Repo Local Todos
09 Apr 2024 - Ben
Not all software I write is very collaborative. Many hobby projects I start are just me writing a project, or part of one, to learn a new concept or scratch some itch I can’t at work. There’s not as much structure around these projects, but as they start to grow, I have ideas about things I want to do in them that I don’t have time for right now. Every project has a README, so I use some github-flavored markdown to include some checkboxes in a list of things I wanted to get done, eventually. That saves it right in the repo and I have it as a reference for later, without going out to another tool.

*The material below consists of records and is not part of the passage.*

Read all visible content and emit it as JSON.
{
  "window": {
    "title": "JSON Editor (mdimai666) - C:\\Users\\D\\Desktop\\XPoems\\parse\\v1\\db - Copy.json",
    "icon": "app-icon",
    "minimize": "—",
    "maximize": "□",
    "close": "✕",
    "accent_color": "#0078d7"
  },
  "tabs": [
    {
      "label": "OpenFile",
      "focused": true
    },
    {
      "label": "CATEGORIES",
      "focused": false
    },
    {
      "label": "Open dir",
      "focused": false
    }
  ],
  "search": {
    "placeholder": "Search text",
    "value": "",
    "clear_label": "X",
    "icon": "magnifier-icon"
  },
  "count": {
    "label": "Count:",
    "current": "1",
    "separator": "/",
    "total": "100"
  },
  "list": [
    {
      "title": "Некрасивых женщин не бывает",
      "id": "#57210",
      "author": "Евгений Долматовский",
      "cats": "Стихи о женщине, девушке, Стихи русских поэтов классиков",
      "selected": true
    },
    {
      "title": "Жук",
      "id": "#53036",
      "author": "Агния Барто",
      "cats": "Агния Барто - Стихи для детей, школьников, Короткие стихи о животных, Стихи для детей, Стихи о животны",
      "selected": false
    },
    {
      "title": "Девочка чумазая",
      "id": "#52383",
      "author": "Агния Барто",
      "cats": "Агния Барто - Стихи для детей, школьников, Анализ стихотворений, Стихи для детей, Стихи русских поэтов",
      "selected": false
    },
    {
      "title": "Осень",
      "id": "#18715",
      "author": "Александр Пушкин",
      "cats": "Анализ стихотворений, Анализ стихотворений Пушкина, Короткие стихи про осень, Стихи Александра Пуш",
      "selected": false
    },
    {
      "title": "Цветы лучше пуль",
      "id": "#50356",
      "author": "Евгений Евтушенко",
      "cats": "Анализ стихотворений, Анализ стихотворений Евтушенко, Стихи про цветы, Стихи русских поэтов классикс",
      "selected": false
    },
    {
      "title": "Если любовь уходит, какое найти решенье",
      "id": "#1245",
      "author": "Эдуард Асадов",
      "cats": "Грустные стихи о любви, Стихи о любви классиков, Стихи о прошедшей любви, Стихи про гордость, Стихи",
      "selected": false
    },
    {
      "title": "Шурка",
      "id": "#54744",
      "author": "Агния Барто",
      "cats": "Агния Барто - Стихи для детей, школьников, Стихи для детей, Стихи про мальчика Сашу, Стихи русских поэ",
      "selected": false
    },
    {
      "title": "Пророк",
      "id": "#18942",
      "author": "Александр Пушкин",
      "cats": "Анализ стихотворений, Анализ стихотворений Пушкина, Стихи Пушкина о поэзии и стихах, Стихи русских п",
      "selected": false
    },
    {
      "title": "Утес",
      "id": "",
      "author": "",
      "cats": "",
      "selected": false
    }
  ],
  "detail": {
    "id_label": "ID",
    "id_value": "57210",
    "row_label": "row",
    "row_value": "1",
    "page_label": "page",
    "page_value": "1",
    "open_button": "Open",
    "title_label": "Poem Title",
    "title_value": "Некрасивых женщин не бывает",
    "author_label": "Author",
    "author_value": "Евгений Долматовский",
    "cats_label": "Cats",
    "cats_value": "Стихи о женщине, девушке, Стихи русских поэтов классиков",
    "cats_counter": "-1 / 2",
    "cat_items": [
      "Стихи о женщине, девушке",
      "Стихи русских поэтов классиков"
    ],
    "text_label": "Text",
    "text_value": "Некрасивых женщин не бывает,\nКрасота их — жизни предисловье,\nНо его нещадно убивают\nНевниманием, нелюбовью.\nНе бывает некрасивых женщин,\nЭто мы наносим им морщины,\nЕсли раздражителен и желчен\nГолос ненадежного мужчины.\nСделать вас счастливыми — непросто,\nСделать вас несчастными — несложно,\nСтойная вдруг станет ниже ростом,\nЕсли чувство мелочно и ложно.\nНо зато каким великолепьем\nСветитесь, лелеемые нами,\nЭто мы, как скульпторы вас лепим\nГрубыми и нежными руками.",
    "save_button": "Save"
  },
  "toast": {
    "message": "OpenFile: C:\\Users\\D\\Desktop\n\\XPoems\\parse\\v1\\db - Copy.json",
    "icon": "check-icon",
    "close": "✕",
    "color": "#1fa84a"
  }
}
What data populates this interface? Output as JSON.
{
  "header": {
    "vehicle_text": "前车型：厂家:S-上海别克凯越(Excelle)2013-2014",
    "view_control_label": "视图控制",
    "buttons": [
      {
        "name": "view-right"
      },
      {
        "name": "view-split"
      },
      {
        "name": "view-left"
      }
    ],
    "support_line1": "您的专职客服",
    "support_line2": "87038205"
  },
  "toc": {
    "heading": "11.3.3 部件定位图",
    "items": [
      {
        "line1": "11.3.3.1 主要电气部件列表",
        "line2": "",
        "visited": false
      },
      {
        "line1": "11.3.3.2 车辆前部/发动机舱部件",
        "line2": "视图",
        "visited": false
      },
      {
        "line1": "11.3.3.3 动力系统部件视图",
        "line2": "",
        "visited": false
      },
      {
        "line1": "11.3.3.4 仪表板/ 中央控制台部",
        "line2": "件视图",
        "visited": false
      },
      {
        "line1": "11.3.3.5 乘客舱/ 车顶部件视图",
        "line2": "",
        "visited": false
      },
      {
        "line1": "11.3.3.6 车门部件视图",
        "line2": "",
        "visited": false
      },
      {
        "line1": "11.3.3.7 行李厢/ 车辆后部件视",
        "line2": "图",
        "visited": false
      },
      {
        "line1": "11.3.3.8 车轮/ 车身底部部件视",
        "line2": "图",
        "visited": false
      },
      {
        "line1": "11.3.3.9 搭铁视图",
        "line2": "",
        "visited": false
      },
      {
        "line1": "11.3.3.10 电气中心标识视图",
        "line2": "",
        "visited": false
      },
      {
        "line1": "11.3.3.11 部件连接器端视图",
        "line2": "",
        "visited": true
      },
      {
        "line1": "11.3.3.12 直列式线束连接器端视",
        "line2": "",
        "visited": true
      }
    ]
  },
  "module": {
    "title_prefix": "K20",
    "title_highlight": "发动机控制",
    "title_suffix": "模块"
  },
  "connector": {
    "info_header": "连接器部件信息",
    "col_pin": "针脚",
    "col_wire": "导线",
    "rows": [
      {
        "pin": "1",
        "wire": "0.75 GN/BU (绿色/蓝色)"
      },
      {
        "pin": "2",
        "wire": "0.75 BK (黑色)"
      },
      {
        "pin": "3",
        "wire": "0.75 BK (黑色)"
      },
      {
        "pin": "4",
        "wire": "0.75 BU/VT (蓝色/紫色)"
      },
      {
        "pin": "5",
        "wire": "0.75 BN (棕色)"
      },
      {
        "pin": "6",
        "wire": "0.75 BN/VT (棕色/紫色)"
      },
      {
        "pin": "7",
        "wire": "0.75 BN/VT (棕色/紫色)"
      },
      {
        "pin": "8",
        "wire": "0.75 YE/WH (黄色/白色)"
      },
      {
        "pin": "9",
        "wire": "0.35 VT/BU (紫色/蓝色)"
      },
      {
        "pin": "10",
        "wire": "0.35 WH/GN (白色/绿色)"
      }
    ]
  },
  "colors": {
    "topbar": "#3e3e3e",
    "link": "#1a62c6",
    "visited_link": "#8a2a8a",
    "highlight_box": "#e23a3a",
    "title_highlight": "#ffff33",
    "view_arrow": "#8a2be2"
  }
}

I can never remember where I leave those tools, and don’t always open them when I’m working on hobby projects anyway.
The Problem
As a professional programmer, I’m competent with git, so I branch my repo to explore and complete my different todos. Then I can merge (or often rebase) back into my stable branch for deployment. Git is a wonderful tool for this, of course, but I start running into issues with my README!
I write down the todos in my README whenever the inspiraiton strikes me. I usually put my new todos in a separate commit, but I check off todos in the same commit I complete the work in; both put me in an awkward situation with git. In two branches I’ll have added two todos on the same line and git doesn’t know what to do! It gives me a merge conflict and leaves my otherwise painless merge/rebase in a seeming state of disarray. See, my code doesn’t conflict, just the README file!
The Solution
While working through some other, code related, merge conflicts at work the other day, I realized that git is much better about these merges at the file level. If I add two files in the same directory, git will just add them both in the final merge too. If I model each todo as a file, then adding todos is as easy and merge free as adding files as long as I plan on storing them in my repo with git anyway.
If I delete and edit todos in different branches then I’ll have merge conflicts. But deletion will only happen when I’m done with the task, which will only happen in one branch since my branches focus on my todos. This also means that any deletions can theoretically supersede any changes; maybe those changes became a new todo, but if a todo file is deleted then it’s done.
An Extension, collaborating with others
Theoretically, I could collaborate with others using this same system. All the above applies with more than one person; I’m hardly even using a thin layer over git itself. But I think coordinating work would be hard. In my branch I’m “assigned” Todo A, but I made that change after you branched off. If you start doing that work also before merging in our shared branch when I’ve assigned it to myself, we may end up both doing the same work! With a little bit of git discipline, I still think it’s possible; maybe there’s a todos
branch that you could cheaply merge in any time because the todos are so conflict-free. Maybe you’re only really considered assigned that work if the patch is in that branch. It wouldn’t necessarily require a central repository (like github or gitlab) to take advantage of either, just sending the todos branch patch to everyone could work as well.